By Michelle Martin
Published September 25, 2011
Twenty years ago, I worked in Mississauga at a job that required the use of my personal vehicle to visit various work sites, some of which were in newer subdivisions comprised of crescent roads and culs-de-sac in which I frequently became lost when I was new to the position.
By contrast, the Toronto neighbourhood where we lived was so navigable and well-connected to Mississauga by various east-west routes that I never even used the QEW to go to work.
After leaving easy-to-navigate New Toronto for a quick and easy commute along the Lakeshore or the Queensway to start a shift, those curvy suburban streets drove me nuts, wasting my time and my gas.
These days, I typically don't have to be frustrated trying to find an address among roads to nowhere unless I am picking up a son or daughter from a Stoney Creek mountain location. We live on a lower city street with an early 1900s grid design, and never even considered a cul-de-sac address when we moved to Hamilton.
I was reminded of those Mississauga driving adventures while surfing over Arts and Letters Daily to an article in The Atlantic which points out that the humanly intuitive grid design that was largely abandoned in American neighbourhoods had been used in world cities for over a thousand years. Its abandonment has led not only to more driving and less walking and biking, but also, according to one study, more traffic fatalities:
In their California study, Garrick and Marshall eventually realized the safest cities had an element in common: They were all incorporated before 1930. Something about the way they were designed made them safer. The key wasn't necessarily that large numbers of bikers produced safer cities, but that the design elements of cities that encouraged people to bike in places like Davis were the same ones that were yielding fewer traffic fatalities.
These cities were built the old way: along those monotonous grids. In general, they didn't have fewer accidents overall, but they had far fewer deadly ones. Marshall and Garrick figured that cars (and cars with bikes) must be colliding at lower speeds on these types of street networks. At first glance such tightly interconnected communities might appear more dangerous, with cars traveling from all directions and constantly intersecting with each other. But what if such patterns actually force people to drive slower and pay more attention?
-- Emily Badger, Debunking the Cul-de-Sac
My husband, on his daily commute to the suburbs of Burlington, observes that many rush hour commuters drive dangerously on the main arteries by speeding, following too close while flipping the bird, and running yellow lights.

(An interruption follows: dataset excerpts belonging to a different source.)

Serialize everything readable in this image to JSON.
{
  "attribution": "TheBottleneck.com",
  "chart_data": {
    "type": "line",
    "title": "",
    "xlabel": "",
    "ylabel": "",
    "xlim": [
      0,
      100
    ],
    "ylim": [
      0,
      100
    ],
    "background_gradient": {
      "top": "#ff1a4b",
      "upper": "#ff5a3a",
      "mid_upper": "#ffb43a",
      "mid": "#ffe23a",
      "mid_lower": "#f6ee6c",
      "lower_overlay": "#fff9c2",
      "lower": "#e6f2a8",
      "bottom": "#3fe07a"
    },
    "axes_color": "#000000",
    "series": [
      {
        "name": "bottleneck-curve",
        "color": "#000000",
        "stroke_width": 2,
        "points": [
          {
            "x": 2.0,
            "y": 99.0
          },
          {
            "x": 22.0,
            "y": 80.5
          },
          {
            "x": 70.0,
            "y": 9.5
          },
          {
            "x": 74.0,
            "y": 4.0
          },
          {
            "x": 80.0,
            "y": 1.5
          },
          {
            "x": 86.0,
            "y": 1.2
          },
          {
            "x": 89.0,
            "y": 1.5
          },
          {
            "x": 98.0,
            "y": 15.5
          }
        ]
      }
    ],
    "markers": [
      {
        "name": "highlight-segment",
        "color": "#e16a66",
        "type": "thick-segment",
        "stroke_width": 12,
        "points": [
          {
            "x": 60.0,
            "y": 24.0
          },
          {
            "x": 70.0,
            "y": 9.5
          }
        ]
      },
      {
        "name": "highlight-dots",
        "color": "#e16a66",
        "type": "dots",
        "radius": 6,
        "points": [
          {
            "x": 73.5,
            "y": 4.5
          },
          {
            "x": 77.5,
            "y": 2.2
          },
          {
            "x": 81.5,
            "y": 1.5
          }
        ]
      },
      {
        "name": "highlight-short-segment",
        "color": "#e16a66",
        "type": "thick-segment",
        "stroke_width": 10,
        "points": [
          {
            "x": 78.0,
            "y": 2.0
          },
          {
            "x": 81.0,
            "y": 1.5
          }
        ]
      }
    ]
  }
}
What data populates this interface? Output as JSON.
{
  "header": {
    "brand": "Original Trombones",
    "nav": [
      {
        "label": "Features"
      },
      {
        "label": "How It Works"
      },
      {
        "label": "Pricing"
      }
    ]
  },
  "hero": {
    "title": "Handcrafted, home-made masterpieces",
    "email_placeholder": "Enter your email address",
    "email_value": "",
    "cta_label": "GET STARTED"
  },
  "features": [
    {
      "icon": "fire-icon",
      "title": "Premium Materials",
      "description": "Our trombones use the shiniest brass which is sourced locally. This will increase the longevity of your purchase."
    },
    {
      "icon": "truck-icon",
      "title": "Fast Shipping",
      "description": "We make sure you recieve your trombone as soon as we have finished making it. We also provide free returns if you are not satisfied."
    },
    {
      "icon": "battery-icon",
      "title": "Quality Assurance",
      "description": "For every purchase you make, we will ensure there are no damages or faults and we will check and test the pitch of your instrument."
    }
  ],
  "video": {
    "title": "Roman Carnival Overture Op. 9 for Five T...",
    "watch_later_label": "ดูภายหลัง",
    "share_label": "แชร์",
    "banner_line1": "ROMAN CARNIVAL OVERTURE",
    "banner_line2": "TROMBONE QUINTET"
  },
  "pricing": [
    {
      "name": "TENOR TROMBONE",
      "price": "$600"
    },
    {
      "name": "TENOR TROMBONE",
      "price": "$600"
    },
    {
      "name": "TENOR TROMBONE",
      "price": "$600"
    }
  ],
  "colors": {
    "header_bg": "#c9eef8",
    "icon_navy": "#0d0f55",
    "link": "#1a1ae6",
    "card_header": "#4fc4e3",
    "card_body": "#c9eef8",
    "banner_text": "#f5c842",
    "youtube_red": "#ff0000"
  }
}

He hypothesizes that they do so because of latent frustration at having had to drive around in circles to get out of their neighbourhood and onto one of the north-south routes that leads to the QEW or the 401.
Another aspect of grid design that contributes to its superiority is the ease with which a person can keep track of cardinal directions and note landmarks at various corners in the grid.
A neighbourhood that is more navigable is more fault tolerant - you can find your way back more easily if you become lost - and so safer, as well as more inclusive. Not everyone has the money to walk around with a smart phone that has the Google maps app and a GPS, just as not everyone can afford a car.
In the same Atlantic article, Badger refers to the concept of "location efficiency," described by Scott Bernstein, president of the Center for Neighbourhood Technology. We all need to get to where we need to go in a manner that is efficient, pleasant, and suits our budget, whether we walk, take transit, or yes, drive:
What is harder to measure is the value of simply being connected - to where we want to go, but also to each other. Bernstein's location efficiency data speaks to some of this. He's even found that foreclosure hotspots tend to be focused in places with the least location efficiency - in spread-out subdivisions, where a family already stretched to the limit can go broke driving 10 miles each way for a gallon of milk.
Our own family simply would not be able to afford to get to all the places we need to go in a day if we always had to drive to them, let alone drive many kilometres for a milk run.
That's why we moved to an older, location-efficient neighbourhood in the first place.